Larry Kuzniewski
A few weeks ago, I stopped my colleague Kevin Lipe in a hallway of our office building. And I asked him to — without pausing — name the Memphis Grizzlies’ current eight-man rotation. He grinned (slightly), looked to the floor in concentration, and proceeded to recite the following: “Ray McCallum, Tony Allen, Matt Barnes, JaMychal Green, Ryan Hollins, Lance Stephenson, Xavier Munford, Jarell Martin.” You’d think Kevin has a blog on the subject, maybe a podcast.
Injuries are never an excuse in professional sports. Until they are. Despite suiting up a team that required a program, literally, to identify over the final two months of the 2015-16 season, the Grizzlies extended the franchise’s streak of playoff appearances to six.
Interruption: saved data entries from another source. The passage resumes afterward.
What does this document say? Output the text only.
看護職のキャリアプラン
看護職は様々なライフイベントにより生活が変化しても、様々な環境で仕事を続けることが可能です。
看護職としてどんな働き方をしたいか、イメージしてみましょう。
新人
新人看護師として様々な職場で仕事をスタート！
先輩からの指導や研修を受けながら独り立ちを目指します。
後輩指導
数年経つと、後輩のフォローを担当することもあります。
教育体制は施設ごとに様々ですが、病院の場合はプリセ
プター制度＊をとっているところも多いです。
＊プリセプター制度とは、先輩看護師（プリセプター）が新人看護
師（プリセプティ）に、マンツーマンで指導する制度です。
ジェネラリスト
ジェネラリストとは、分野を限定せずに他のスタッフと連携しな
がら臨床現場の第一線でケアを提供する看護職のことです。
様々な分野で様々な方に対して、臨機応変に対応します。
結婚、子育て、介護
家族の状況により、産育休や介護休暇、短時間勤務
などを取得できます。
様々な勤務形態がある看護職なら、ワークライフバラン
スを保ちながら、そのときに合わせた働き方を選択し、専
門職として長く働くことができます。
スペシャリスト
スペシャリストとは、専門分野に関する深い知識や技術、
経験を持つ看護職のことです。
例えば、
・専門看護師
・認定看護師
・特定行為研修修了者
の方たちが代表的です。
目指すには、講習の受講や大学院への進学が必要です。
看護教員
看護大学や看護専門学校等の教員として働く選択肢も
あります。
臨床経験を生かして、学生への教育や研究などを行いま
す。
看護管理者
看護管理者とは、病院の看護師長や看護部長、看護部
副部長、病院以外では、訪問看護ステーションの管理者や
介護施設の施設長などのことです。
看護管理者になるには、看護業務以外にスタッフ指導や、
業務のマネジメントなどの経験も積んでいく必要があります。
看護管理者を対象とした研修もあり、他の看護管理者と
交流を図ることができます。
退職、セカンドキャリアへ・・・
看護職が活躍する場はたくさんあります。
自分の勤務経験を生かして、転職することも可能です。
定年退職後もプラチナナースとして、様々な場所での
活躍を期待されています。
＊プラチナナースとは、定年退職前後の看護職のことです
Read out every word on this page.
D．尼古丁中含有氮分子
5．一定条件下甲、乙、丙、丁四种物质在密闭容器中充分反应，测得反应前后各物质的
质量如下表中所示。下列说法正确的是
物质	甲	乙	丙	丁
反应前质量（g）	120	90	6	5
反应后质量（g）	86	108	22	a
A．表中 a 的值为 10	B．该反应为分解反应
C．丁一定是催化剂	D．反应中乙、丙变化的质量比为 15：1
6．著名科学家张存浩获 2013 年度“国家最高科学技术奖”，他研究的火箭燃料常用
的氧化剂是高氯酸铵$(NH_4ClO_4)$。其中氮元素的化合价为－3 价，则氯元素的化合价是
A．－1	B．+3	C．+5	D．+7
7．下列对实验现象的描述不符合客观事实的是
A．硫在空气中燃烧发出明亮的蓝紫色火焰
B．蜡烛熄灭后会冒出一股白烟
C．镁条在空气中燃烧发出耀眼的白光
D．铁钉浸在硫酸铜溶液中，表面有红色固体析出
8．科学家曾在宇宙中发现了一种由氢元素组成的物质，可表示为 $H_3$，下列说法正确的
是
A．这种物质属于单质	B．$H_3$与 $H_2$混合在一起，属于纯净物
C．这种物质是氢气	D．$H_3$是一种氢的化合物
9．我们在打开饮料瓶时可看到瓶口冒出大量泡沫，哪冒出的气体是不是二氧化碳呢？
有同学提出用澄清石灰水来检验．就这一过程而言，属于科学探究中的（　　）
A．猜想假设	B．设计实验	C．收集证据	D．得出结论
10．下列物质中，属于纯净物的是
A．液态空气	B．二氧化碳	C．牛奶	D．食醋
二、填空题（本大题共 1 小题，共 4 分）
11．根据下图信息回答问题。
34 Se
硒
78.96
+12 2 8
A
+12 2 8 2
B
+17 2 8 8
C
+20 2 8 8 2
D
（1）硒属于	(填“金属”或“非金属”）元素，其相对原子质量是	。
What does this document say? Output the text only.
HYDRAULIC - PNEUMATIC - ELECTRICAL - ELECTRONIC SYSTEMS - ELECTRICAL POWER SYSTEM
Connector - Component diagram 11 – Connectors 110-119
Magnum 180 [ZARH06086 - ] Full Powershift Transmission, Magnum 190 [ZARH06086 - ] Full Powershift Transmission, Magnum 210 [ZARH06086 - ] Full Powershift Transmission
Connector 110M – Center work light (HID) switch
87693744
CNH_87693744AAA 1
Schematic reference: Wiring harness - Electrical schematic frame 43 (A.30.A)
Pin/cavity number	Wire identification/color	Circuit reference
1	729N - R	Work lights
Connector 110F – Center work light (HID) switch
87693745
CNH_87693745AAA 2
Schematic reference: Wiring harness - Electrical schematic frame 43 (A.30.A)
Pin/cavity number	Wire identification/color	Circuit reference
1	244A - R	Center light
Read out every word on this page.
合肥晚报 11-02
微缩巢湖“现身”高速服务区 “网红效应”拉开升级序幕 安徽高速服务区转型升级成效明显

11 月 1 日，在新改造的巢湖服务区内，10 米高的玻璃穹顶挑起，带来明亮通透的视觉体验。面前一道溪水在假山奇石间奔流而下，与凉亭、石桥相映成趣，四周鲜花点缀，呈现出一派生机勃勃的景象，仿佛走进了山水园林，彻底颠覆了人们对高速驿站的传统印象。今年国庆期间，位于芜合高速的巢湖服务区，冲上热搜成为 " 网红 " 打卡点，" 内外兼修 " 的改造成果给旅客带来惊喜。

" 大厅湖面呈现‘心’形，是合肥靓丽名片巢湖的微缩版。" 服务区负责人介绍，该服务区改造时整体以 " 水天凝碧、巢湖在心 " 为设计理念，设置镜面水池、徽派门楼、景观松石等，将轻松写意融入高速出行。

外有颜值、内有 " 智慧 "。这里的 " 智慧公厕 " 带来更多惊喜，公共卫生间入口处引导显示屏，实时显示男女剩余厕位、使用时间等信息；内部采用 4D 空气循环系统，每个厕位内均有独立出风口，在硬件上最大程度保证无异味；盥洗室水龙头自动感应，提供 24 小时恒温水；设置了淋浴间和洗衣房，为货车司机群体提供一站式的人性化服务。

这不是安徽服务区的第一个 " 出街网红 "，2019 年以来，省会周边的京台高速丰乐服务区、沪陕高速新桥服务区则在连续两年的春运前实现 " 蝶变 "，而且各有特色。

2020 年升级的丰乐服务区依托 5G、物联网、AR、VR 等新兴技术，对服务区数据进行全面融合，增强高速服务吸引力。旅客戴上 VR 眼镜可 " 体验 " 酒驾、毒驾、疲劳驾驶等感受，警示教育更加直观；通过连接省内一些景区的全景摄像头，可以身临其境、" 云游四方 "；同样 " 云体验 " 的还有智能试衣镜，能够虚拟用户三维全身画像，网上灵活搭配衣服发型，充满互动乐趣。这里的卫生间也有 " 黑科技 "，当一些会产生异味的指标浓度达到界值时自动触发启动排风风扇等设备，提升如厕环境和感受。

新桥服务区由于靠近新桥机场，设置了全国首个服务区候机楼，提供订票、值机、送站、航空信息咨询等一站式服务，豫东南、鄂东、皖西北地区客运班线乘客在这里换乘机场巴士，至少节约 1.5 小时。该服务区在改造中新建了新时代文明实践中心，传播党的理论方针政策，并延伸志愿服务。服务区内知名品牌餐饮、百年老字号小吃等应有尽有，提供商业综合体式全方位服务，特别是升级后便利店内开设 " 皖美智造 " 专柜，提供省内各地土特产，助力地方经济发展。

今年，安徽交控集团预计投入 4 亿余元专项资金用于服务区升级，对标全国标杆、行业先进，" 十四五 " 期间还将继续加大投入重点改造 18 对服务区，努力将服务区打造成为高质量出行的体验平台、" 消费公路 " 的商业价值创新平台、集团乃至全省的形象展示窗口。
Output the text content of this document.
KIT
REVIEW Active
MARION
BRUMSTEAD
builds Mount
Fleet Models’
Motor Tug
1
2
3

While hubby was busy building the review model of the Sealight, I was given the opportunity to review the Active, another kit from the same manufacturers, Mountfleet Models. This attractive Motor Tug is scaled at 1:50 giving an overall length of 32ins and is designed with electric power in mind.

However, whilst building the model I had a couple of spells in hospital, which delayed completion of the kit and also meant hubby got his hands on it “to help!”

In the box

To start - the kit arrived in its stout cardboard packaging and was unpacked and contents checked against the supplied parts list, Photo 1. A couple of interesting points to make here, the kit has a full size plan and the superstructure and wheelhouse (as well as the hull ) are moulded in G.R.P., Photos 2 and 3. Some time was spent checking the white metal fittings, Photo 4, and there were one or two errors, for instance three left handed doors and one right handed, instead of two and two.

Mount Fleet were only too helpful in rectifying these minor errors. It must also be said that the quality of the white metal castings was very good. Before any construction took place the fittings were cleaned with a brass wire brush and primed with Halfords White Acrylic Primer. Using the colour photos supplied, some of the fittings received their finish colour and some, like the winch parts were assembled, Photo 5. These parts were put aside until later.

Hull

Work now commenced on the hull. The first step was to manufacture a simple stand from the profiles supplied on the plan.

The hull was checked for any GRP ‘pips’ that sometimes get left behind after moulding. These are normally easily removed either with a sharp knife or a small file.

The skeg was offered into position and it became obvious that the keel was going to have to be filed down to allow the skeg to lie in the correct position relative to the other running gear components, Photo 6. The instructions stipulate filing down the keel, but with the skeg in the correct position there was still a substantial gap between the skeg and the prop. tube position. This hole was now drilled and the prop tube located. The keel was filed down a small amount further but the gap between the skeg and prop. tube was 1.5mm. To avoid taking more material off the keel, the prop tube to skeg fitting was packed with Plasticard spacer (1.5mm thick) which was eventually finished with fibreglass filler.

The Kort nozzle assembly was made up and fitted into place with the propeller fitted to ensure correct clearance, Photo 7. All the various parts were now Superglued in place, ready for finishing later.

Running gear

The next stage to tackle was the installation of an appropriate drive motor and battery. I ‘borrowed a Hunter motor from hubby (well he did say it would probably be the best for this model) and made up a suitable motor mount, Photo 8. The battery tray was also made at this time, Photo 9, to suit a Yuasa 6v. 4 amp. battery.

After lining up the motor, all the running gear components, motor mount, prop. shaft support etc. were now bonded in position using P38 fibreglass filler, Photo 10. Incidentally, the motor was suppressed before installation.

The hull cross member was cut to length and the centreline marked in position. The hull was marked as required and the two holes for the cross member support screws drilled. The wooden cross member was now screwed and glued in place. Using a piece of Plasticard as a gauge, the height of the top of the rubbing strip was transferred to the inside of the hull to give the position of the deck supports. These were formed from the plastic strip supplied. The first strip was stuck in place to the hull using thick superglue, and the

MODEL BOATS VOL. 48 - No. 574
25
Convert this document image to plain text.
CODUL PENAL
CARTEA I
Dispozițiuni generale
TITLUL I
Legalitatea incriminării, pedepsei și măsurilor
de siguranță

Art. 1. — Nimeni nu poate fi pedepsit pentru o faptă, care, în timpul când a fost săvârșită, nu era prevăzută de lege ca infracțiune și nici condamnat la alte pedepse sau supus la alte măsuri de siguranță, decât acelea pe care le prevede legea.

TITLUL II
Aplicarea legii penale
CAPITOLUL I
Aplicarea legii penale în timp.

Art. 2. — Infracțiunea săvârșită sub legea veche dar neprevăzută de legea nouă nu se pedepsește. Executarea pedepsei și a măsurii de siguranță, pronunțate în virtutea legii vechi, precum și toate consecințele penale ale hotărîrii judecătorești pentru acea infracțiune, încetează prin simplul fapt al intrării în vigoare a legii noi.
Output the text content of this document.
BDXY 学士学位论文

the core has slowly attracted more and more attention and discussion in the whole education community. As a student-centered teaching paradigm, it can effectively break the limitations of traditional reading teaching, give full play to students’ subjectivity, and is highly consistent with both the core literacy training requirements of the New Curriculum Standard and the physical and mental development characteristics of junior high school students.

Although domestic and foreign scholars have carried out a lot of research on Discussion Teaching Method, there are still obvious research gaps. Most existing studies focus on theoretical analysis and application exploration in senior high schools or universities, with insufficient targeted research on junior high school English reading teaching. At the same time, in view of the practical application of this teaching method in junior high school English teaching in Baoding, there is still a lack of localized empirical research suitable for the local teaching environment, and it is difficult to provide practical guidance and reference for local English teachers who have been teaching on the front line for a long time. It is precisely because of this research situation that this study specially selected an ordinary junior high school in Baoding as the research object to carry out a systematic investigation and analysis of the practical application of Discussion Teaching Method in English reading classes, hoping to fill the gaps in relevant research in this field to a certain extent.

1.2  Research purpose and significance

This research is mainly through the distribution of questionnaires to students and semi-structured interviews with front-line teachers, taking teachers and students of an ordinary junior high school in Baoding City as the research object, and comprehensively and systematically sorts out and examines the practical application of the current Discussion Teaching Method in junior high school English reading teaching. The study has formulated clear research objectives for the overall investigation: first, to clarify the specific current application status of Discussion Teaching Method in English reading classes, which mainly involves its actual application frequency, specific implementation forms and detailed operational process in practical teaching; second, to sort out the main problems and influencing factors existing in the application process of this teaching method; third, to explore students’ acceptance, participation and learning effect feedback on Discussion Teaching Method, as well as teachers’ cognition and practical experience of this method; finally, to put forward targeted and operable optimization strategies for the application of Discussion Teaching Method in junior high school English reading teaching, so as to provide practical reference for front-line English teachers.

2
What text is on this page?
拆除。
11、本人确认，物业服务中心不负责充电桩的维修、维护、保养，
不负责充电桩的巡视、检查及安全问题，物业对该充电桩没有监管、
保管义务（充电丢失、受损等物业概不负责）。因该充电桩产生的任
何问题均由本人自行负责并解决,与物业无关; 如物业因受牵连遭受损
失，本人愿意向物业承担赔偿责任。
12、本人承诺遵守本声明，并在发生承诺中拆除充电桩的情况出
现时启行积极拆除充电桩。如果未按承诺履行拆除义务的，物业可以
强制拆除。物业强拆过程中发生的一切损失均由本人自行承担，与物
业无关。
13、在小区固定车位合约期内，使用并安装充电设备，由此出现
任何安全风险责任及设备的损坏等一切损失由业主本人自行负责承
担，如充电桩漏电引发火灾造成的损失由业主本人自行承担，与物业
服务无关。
Furthermore, Memphis is one of only three NBA teams to enjoy winning seasons the last six years. (The others — San Antonio and Oklahoma City — have a combined half-dozen future Hall of Famers.)
The team’s All-NBA center, Marc Gasol, played his last game on February 10th. Mike Conley — among the NBA’s top ten point guards — played his final game on March 6th. Even the man tasked with supplementing the overworked Conley’s role — Mario Chalmers — went down with a season-ending malady (March 9th). After Conley’s injury, the Grizzlies (counting the playoffs) won five games and lost 19. Twelve of the losses were by margins greater than 10 points. These were not the grit-and-grind Griz an entire region has embraced as a cross-culture bond. These weren’t even the lovable losers we accepted as our own way back in 2001. (Where was Jason Williams? Where was Nick Anderson, for crying out loud?) Ask an artist to paint a landscape without the colors green or blue. Ask a novelist to complete her book without the letters “a” or “t.” These were our Grizzlies, 2016 postseason edition.
Injuries can change the fate of a franchises (and an entire league). Hall of Fame-bound David Robinson hurt his knee early in the 1996-97 season and his San Antonio Spurs face-planted to a record of 20-62, bad enough to earn them the draft-lottery ball that turned into Tim Duncan. (A franchise then known as the Vancouver Grizzlies lost six more games than the Spurs and landed the immortal Antonio Daniels with the fourth pick.) The Spurs have won five championships and at least 50 games every full season since. Perhaps the Grizzlies’ true misfortune this past season was not losing Gasol (and/or Conley) early enough. There will be no lottery savior for the Grizzlies, not that a Tim Duncan exists in this year’s draft pool.
This offseason will be the most agonizing in years for Griz Nation. Conley’s tender Achilles heel will surely lower his price tag on the free-agent market. With his longtime partner in crime, Gasol, facing a steep climb back just to wear a Grizzlies uniform — let alone contend for All-NBA honors — is Memphis the best place for Conley’s professional future? Zach Randolph and Tony Allen — the other members of “Mount Grizzmore” — are another year older. Are we closer to Matt Barnes being the face of this franchise? Will Kevin Durant even glance at FedExForum as he considers his future workplace? Too many questions — and too heavy — to answer this soon after the lights were turned off (for good) Sunday.
At the end of every season, the Grizzlies hang an official team picture in a hallway leading to the practice court at FedExForum. The picture features coaches, the training staff, and typically 12 to 15 players in uniform. How (and when) could that picture be taken for the 2015-16 season? It would feature roughly half the contributors to this distinct (if painful) campaign. The Grizzlies’ 12th most-active player — Ryan Hollins — played all of 32 games (412 minutes). But he belongs in the picture, right? However the photo is framed, apply a bandage to one corner. For posterity.